Cleveland-Cliffs CEO: ‘Manufacturing Can Be Profitable, Steelmaking Can Be Profitable’
It’s impossible to miss the growth trajectory of Cleveland-Cliffs Inc. Since December 2019, the iron ore and steel producer has bought up AK Steel and most of ArcelorMittal USA, started operations at a new plant in Toledo, Ohio, and just last month announced it would enter the scrap and recycling business with the acquisition of Detroit-based Ferrous Processing and Trading Co., which operates 22 scrap processing facilities, primarily in the Midwest.
Not surprisingly, annual revenue growth for Cleveland-Cliffs, the largest flat-rolled steel producer in North America, has been positively stratospheric. In fact, “tech-like” is how Cleveland-Cliffs CEO Lourenco Goncalves described company growth last week in Cleveland, where he presented a keynote address during the annual Manufacturing & Technology Show. He pointed to company revenues that have leaped from $2 billion in 2019 to $5 billion in 2020 to an estimated $21 billion for 2021 to support his description.
“But it’s not like tech in terms of profitability, because we actually make money,” he added, eliciting chuckles from the audience. Indeed, the company’s quarterly revenues have increased for six straight quarters. And the 2021 third-quarter results, released in October, showcased record quarterly revenue of $6 billion and record net income of $1.3 billion, “proving that manufacturing can be profitable, steelmaking can be profitable,” Goncalves said.
Moreover, he said, it generates “good-paying, middle-class” jobs, citing median employee compensation of nearly $102,000 at Cleveland-Cliffs. “We have 25,547 employees as of this morning; we are in a growing mode, we are hiring. More than 20,000 employees are represented by unions,” Goncalves said.
Environmental and Sustainability Commitments
Cleveland-Cliffs is placing big bets on U.S. manufacturing. Goncalves’ keynote address largely outlined moves his company is undertaking to improve its own competitiveness--as well as dispel what he clearly sees as misperceptions about U.S. manufacturing.

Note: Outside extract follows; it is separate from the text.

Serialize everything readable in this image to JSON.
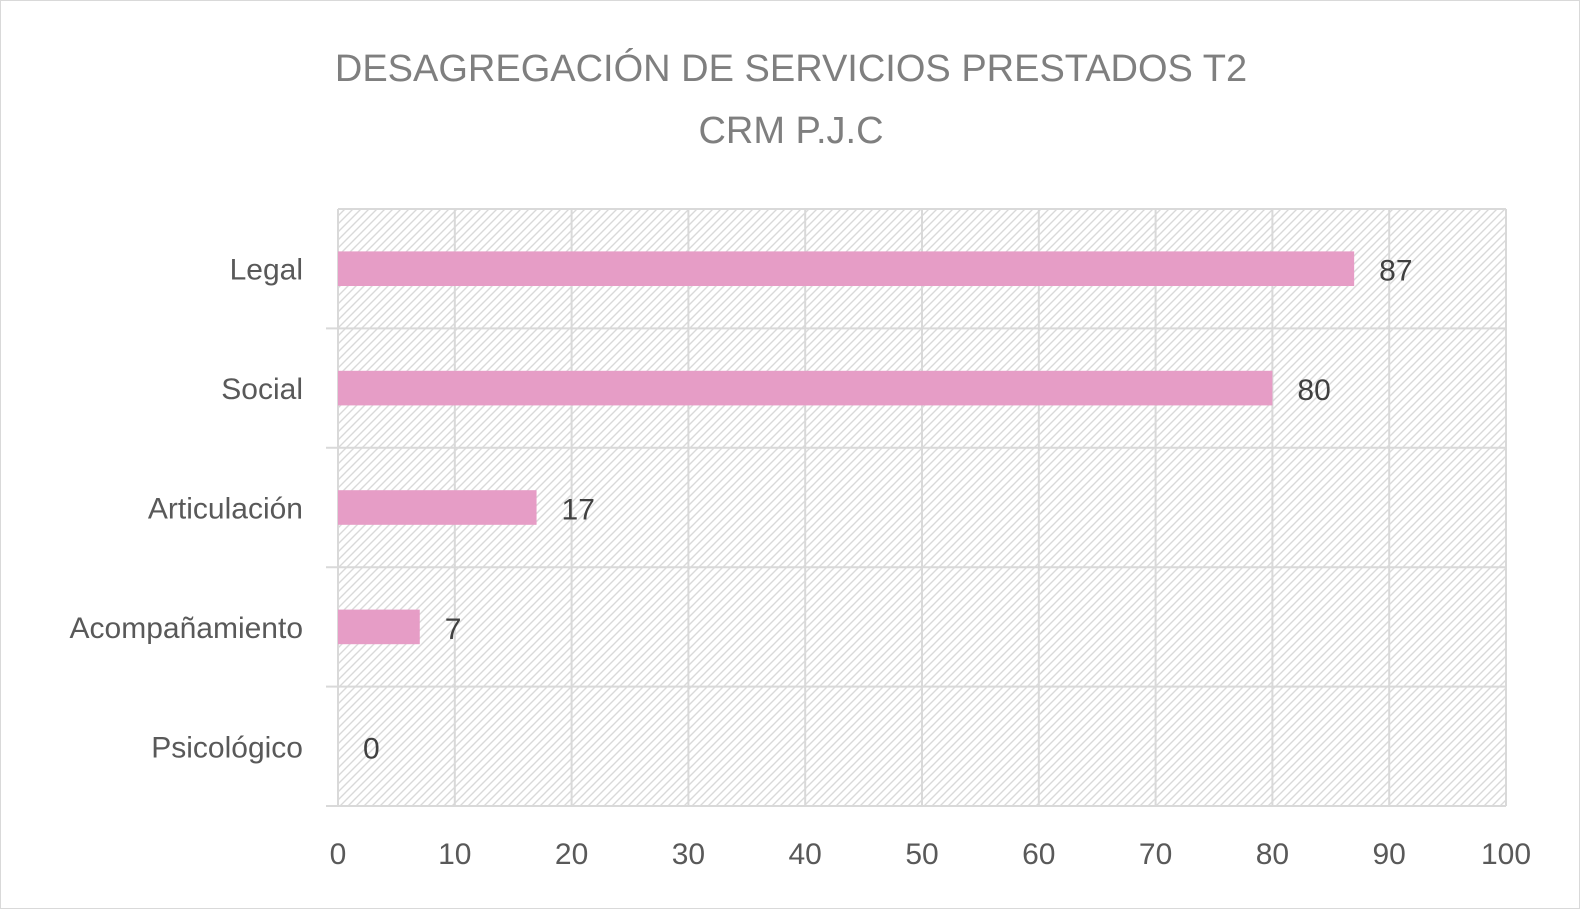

Among the topics he hit hard was the environment. The steelmaker has aggressive goals for reducing emissions from greenhouse gases, including a 25% reduction by 2030 from 2017 levels.
“We don't have a plan for 2050 like other companies do. We have a plan for 2022, another for 2023, 2024 all the way to 2030. Because this is as far as you can go without sounding ridiculous,” Goncalves said. Think about it, he said: 30-year commitments made back in 1991 could not have factored in many of the advances made in the intervening years – such as flip phones or the internet, for example – because they simply didn’t exist or weren’t yet public.
Nevertheless, “we are fully committed to reducing our greenhouse gas emissions,” the CEO said. He described the company’s blast furnaces as the “lowest CO2-intensive” in the industry and highlighted the use of natural gas to fuel production in the company’s new direct reduction plant in Toledo.
“We put a billion dollars in this [Toledo] plant when my company was making $2 billion in revenue,” Goncalves said. “Talk about betting the farm.”
And with the addition of a scrap recycling business to the Cleveland-Cliffs mix, “we are basically reducing the need to use carbon and reducing the generation of CO2,” Goncalves said.
The steelmaker also took aim at China’s steel industry, identifying it as the primary culprit behind steel CO2 emissions—not simply because they produce more steel, but because they produce steel using processes that pollute significantly more. China's share of global steel CO2 emissions surpasses the collective steel emissions from the rest of the world, Goncalves said.
“So, if CO2 is a proxy for global warming, and I believe it is, the problem is not in the United States,” Goncalves said. “We are not the problem. The problem is in China.”
Electric Vehicles and Infrastructure
Still, steel is “inevitable if America wants to be greener,” Goncalves said, and turned the conversation toward electric vehicles and infrastructure. The Cleveland-Cliffs CEO says his company is the largest supplier of steel to the U.S. automotive industry and has the ideal tools—namely advanced high strength steel and electrical steel—to be the primary player as the auto industry transitions to electric vehicles.
“We are working with not only the new names like Tesla, like Rivian … but also the old names like Ford, General Motors, Stellantis, Toyota, Honda, Volvo, Volkswagen,” Goncalves said.
He noted that President Biden set a goal that 50% of new passenger vehicle sales in the U.S. be EVs by 2030. “That’s a very aggressive goal. We’re right there with him.”
Sticking with the electric theme, Goncalves pointed out the opportunity for U.S. steel producers in the infrastructure bill. There’s not only $7.5 billion set aside to build a national network of plug-in electric vehicle chargers, but also $65 billion assigned to modernize the electric grid.
“And that will be done with steel from Cleveland-Cliffs,” the company CEO said.